Gambar 2.1 Pemanas air surya pelat datar

2.1 Pemanas Air Surya Pelat Datar


Terdiri dari dua bagian utama yaitu kolektor dan tangki penyimpan air
(gambar 2.1). Pada bagian kolektor terdapat sistem aliran fluida yang berupa pipapipa dan penyerap panas radiasi matahari. Permukaan kolektor tersebut diberi
warna hitam untuk meningkatkan arbsorpsivitasnya.

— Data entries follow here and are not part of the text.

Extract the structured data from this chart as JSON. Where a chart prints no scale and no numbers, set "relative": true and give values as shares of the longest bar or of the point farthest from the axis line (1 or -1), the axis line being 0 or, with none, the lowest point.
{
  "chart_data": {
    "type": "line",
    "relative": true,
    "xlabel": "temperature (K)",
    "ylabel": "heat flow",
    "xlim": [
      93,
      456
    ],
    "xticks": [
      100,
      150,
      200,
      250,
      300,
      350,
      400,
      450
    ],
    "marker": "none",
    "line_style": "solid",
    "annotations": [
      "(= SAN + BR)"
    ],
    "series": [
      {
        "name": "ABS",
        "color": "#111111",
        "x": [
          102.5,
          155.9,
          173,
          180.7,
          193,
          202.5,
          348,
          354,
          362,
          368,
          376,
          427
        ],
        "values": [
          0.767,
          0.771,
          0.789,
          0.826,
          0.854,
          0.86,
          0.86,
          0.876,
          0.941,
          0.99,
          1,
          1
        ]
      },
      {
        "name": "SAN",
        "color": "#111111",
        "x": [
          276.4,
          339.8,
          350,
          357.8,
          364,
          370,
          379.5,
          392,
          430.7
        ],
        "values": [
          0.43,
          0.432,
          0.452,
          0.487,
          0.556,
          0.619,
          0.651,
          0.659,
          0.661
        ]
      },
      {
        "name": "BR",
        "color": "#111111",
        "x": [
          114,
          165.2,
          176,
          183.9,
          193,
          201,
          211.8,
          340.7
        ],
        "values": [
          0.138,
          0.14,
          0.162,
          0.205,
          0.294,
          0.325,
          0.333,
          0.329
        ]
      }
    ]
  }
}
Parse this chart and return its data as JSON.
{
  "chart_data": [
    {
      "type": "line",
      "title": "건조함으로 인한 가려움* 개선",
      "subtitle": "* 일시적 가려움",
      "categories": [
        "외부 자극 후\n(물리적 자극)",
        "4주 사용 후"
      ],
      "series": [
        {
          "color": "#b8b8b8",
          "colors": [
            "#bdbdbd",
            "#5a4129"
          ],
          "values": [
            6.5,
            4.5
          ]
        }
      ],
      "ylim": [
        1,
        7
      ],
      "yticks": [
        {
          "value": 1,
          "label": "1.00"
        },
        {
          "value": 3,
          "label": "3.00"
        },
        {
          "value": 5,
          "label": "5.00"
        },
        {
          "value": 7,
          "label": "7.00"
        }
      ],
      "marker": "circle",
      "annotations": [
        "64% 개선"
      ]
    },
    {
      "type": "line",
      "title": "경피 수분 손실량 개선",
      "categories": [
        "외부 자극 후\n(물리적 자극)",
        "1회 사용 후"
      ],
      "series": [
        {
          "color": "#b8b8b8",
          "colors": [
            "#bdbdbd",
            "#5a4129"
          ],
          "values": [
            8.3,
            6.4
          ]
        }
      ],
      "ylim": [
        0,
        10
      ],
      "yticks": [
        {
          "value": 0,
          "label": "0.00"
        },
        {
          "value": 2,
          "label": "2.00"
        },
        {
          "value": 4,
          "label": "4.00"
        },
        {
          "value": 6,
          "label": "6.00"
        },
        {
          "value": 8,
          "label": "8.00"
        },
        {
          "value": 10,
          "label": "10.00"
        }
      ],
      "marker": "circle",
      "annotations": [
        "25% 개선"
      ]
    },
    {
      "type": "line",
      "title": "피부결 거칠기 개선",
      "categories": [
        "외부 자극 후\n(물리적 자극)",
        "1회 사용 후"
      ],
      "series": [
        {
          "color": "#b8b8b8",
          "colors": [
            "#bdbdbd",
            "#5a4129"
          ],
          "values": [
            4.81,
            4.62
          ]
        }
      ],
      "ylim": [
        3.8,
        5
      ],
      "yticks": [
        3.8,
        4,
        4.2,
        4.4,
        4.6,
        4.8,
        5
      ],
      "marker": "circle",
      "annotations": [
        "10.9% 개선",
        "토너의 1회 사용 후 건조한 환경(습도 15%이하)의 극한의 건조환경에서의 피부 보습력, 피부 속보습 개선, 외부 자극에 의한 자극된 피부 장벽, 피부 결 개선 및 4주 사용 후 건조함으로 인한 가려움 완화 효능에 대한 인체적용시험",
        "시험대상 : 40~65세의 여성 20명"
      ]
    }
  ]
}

Ketika energi panas matahari mengenai permukaan kolektor, permukaan


tersebut akan menjadi panas dan akan memanaskan air yang berada dalam pipa.
Ketika temperatur air meningkat, berat jenisnya akan turun sehingga air yang
panas akan bergerak naik ke bagian atas kolektor menuju bagian atas tangki
penyimpan air. Sedangkan air dingin yang masih berada di bagian bawah tangki
akan bergerak turun ke bagian bawah kolektor karena berat jenis air dingin lebih
tinggi daripada air panas. Sirkulasi air ini terjadi terus-menerus ketika kolektor
tersebut terkena panas matahari. Namun ketika radiasi matahari berkurang, air
didalam kolektor mendingin dan apabila temperaturnya lebih rendah daripada
temperatur air dalam tangki, maka sirkulasi akan berhenti. Prinsip kerja ini
disebut thermosyphon (gambar 2.2).

Gambar 2.2 Sirkulasi alami pemanas air surya

2.1.1 Kolektor Pelat Datar


Kolektor pelat datar datpat dibedakan lagi berdasarkan jenis fluida kerjanya,
yaitu kolektor pelat datar untuk air dan kolektor pelat datar untuk udara. Dibawah
ini akan dijelaskan kolektor pelat datar yang digunakan pada sistem pemanas air
surya.
Kolektor pelat datar terdiri dari empat elemen dasar:
1. Absorber. Berfungsi untuk menyerap radiasi matahari yang datang dan
memindahkan energi panas ini ke fluida. Terdiri dari pelat absorber (sirip),
pipa pengumpul dan pipa induk. Pelat absorber (sirip) berfungsi untuk
memperluas permukaan penyerap panas. Panas ini kemudian diserap oleh air
dalam pipa-pipa pengumpul yang dihubungkan dengan pipa induk.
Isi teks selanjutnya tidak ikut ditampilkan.